Well, because kohlrabi is nutritious: no fat, lots of fiber and vitamin C, even some protein. It's cheap and in season locally. And it's a member of the Brassica genus, which includes some of my favorite vegetables, like broccoli, brussels sprouts and kale.
So when a thoughtful coworker left a bundle of it at my desk, I tried to embrace the occasion (though not the kohlrabi itself, which smelled like cabbage) and took it home for dinner.
The greens were still attached and looked healthy, similar to collard greens, so I saved those to saute separately. After snipping off the globe's odd appendages, I peeled away its outer layer with a paring knife—not always essential, apparently, but these were large and fairly thick-skinned—and ate a few slices raw.
The purple variety was spicier, like a radish, while the pale green kind tasted more like broccoli stems. Both would work well in a salad. I sliced the rest up lengthwise to make kohlrabi fries, using this recipe. They had a mild, turnip-like flavor that could have used a stronger partner than just salt—garlic or grated Parmesan, perhaps—but I loved their texture. I'll definitely invite kohlrabi over again.
Five more ways to eat kohlrabi:
1. Frittered. A Hungry Bear's kohlrabi fritters resemble classic potato latkes, while My Conscious Eating's elegant fritters incorporate fresh mint and cottage cheese.

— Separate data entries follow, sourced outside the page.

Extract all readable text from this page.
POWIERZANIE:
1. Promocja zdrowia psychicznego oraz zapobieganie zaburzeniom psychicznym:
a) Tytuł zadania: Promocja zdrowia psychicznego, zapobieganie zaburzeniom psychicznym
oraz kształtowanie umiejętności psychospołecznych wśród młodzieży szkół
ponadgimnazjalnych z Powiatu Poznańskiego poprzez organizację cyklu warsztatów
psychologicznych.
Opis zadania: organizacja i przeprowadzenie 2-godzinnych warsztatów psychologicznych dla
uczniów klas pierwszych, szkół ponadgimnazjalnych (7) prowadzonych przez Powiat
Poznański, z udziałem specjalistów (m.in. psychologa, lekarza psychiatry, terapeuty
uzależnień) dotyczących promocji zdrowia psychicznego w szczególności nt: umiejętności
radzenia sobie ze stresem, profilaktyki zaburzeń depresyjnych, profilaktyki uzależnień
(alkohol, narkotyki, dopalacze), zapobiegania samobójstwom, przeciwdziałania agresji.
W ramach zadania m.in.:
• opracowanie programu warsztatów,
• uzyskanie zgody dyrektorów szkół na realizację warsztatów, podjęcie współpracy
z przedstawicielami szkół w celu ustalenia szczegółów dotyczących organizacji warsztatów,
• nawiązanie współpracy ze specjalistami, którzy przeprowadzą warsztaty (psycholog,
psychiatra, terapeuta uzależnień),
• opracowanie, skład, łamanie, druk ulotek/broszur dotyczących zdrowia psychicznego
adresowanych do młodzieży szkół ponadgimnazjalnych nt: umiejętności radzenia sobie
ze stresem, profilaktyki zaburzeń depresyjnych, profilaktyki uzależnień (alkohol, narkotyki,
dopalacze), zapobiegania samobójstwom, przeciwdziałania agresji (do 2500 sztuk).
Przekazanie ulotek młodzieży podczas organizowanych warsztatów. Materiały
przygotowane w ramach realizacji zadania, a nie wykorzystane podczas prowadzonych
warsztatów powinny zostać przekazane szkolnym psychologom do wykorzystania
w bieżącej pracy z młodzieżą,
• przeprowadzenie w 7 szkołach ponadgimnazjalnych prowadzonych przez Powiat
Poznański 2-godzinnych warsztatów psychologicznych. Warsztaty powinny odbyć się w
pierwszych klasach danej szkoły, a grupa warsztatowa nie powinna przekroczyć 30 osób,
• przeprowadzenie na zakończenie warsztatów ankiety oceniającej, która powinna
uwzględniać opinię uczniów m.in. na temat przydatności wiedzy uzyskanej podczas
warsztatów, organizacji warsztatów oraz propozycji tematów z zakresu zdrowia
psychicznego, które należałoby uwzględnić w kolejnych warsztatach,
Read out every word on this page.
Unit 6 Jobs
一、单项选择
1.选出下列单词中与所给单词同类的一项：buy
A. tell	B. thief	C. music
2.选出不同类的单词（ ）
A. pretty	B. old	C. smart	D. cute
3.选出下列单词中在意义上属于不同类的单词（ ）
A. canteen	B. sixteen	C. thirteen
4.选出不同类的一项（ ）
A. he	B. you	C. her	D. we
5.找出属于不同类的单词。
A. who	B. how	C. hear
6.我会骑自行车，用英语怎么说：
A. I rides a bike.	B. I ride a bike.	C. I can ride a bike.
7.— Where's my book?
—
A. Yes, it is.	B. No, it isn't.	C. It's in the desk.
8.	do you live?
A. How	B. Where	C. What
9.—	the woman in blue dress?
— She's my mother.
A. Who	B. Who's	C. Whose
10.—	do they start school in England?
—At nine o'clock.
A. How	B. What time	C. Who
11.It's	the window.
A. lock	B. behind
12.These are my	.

2. Slaw-style. Since kohlrabi has so much in common with cabbage, it makes a great coleslaw. Try the Washington Post's spicy Asian "kohl-slaw" or if you prefer it sweet, A Veggie Venture's kohlrabi & apple slaw with creamy dressing.
3. Soup. It's amazing how versatile kohlrabi becomes in pureed form—you can make a rainbow of soups, from white (creamy kohlrabi soup) to red (beet and kohlrabi soup) and orange (kohlrabi and root vegetables) or green (kohlrabi soup with parsley and dill).
4. Pocketed. Tuck some kohlrabi inside an empanada with sauteed summer squash and onions, or whip up a glorious vegetable calzone.
5. Curried. Kohlrabi is popular in Indian cuisine, though it goes by many different names (knolkol and navalkol, among others). Chop it up and create a simple curry or a more complex one like coconut-milk and peanut.
Have you had kohlrabi? How do you like it best?